Nashville (1975)
Review
Alright let's get into it. This is a movie about America. Alex hated it.
Moving swiftly along, I'll start with what I felt was the glaring negative. I think Nashville is way too long. I think you could have pretty safely cut out like 30-40 minutes of it without losing much. Now, the Nashville fan tulpa I conjure in my mind, I imagine countering with "it has to be that long, that's the point. It's an epic and you'll be losing important portions of it." But I do feel that, from what I got out of the movie, I could have gotten the same takeaways in like 1 hour and 45 minutes to 2 hours.
I think a lot has to be said about the general level of acting they got out of these actors. It's kind of wild with the ensemble cast that there were multiple times where I felt like I was just watching a group of people, rather than actors. People just talking. And everyone was a person. It was crazy. The movie could have, at any point, chosen to just start following one of its many many people and I would have been totally satisfied learning more about their story.

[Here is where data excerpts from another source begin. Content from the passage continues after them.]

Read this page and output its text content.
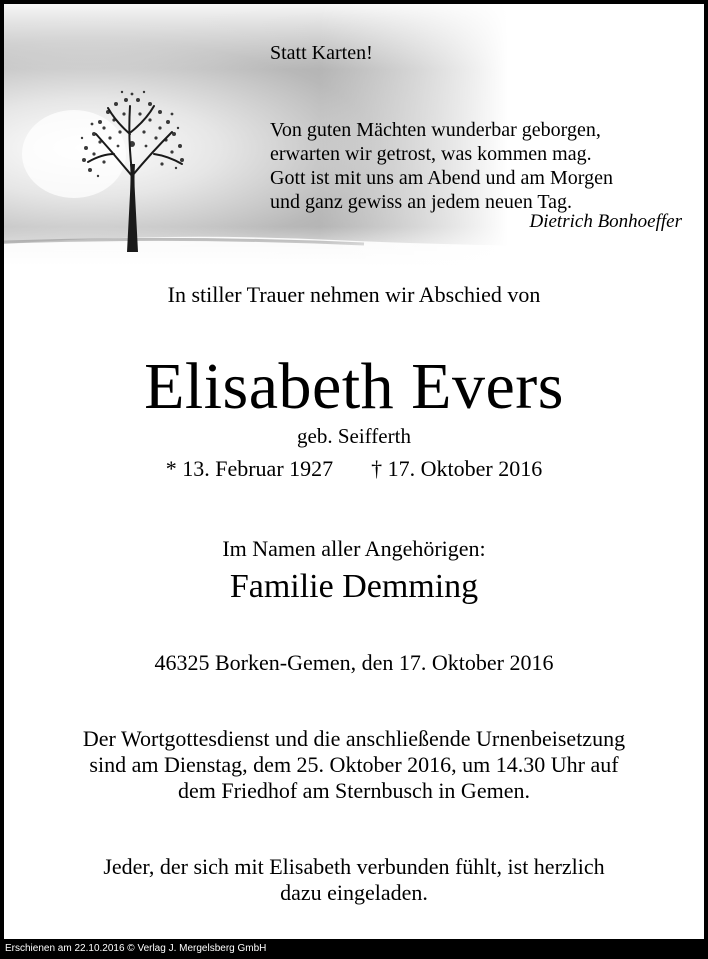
Statt Karten!
Von guten Mächten wunderbar geborgen,
erwarten wir getrost, was kommen mag.
Gott ist mit uns am Abend und am Morgen
und ganz gewiss an jedem neuen Tag.
Dietrich Bonhoeffer
In stiller Trauer nehmen wir Abschied von
Elisabeth Evers
geb. Seifferth
* 13. Februar 1927 † 17. Oktober 2016
Im Namen aller Angehörigen:
Familie Demming
46325 Borken-Gemen, den 17. Oktober 2016
Der Wortgottesdienst und die anschließende Urnenbeisetzung
sind am Dienstag, dem 25. Oktober 2016, um 14.30 Uhr auf
dem Friedhof am Sternbusch in Gemen.
Jeder, der sich mit Elisabeth verbunden fühlt, ist herzlich
dazu eingeladen.
Erschienen am 22.10.2016 © Verlag J. Mergelsberg GmbH
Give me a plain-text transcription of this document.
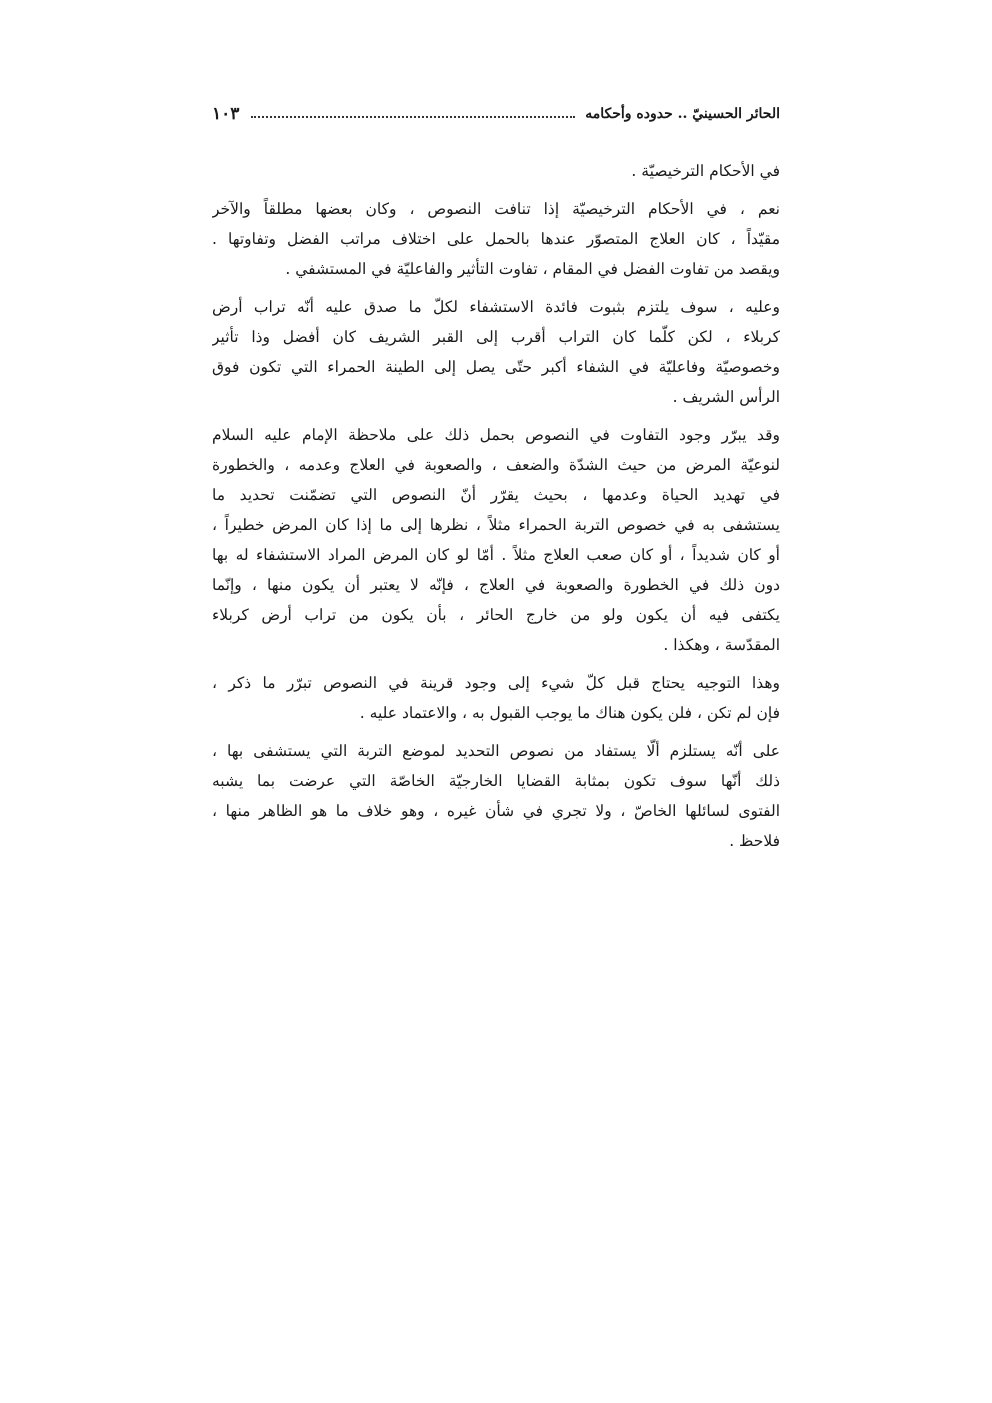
الحائر الحسينيّ .. حدوده وأحكامه
١٠٣
في الأحكام الترخيصيّة .
نعم ، في الأحكام الترخيصيّة إذا تنافت النصوص ، وكان بعضها مطلقاً والآخر
مقيّداً ، كان العلاج المتصوّر عندها بالحمل على اختلاف مراتب الفضل وتفاوتها .
ويقصد من تفاوت الفضل في المقام ، تفاوت التأثير والفاعليّة في المستشفي .
وعليه ، سوف يلتزم بثبوت فائدة الاستشفاء لكلّ ما صدق عليه أنّه تراب أرض
كربلاء ، لكن كلّما كان التراب أقرب إلى القبر الشريف كان أفضل وذا تأثير
وخصوصيّة وفاعليّة في الشفاء أكبر حتّى يصل إلى الطينة الحمراء التي تكون فوق
الرأس الشريف .
وقد يبرّر وجود التفاوت في النصوص بحمل ذلك على ملاحظة الإمام عليه السلام
لنوعيّة المرض من حيث الشدّة والضعف ، والصعوبة في العلاج وعدمه ، والخطورة
في تهديد الحياة وعدمها ، بحيث يقرّر أنّ النصوص التي تضمّنت تحديد ما
يستشفى به في خصوص التربة الحمراء مثلاً ، نظرها إلى ما إذا كان المرض خطيراً ،
أو كان شديداً ، أو كان صعب العلاج مثلاً . أمّا لو كان المرض المراد الاستشفاء له بها
دون ذلك في الخطورة والصعوبة في العلاج ، فإنّه لا يعتبر أن يكون منها ، وإنّما
يكتفى فيه أن يكون ولو من خارج الحائر ، بأن يكون من تراب أرض كربلاء
المقدّسة ، وهكذا .
وهذا التوجيه يحتاج قبل كلّ شيء إلى وجود قرينة في النصوص تبرّر ما ذكر ،
فإن لم تكن ، فلن يكون هناك ما يوجب القبول به ، والاعتماد عليه .
على أنّه يستلزم ألّا يستفاد من نصوص التحديد لموضع التربة التي يستشفى بها ،
ذلك أنّها سوف تكون بمثابة القضايا الخارجيّة الخاصّة التي عرضت بما يشبه
الفتوى لسائلها الخاصّ ، ولا تجري في شأن غيره ، وهو خلاف ما هو الظاهر منها ،
فلاحظ .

But Nashville isn't about any of these single people, it's about America. Specifically, I think the cultural upheaval post-Kennedy assassination. Sort of a good pair with the innocence of Lucas' American Graffiti (1973). We go from Mel's Drive In to this insanity. I struggle to get deeper than that, because this is a really dense movie. Like to me it's fudge. But a lot of fudge. And you really just want a little bit of fudge, not an entire plateful.
I don't ever wanna watch it again, and I don't wanna watch another movie that is like it. But I also quite enjoyed it.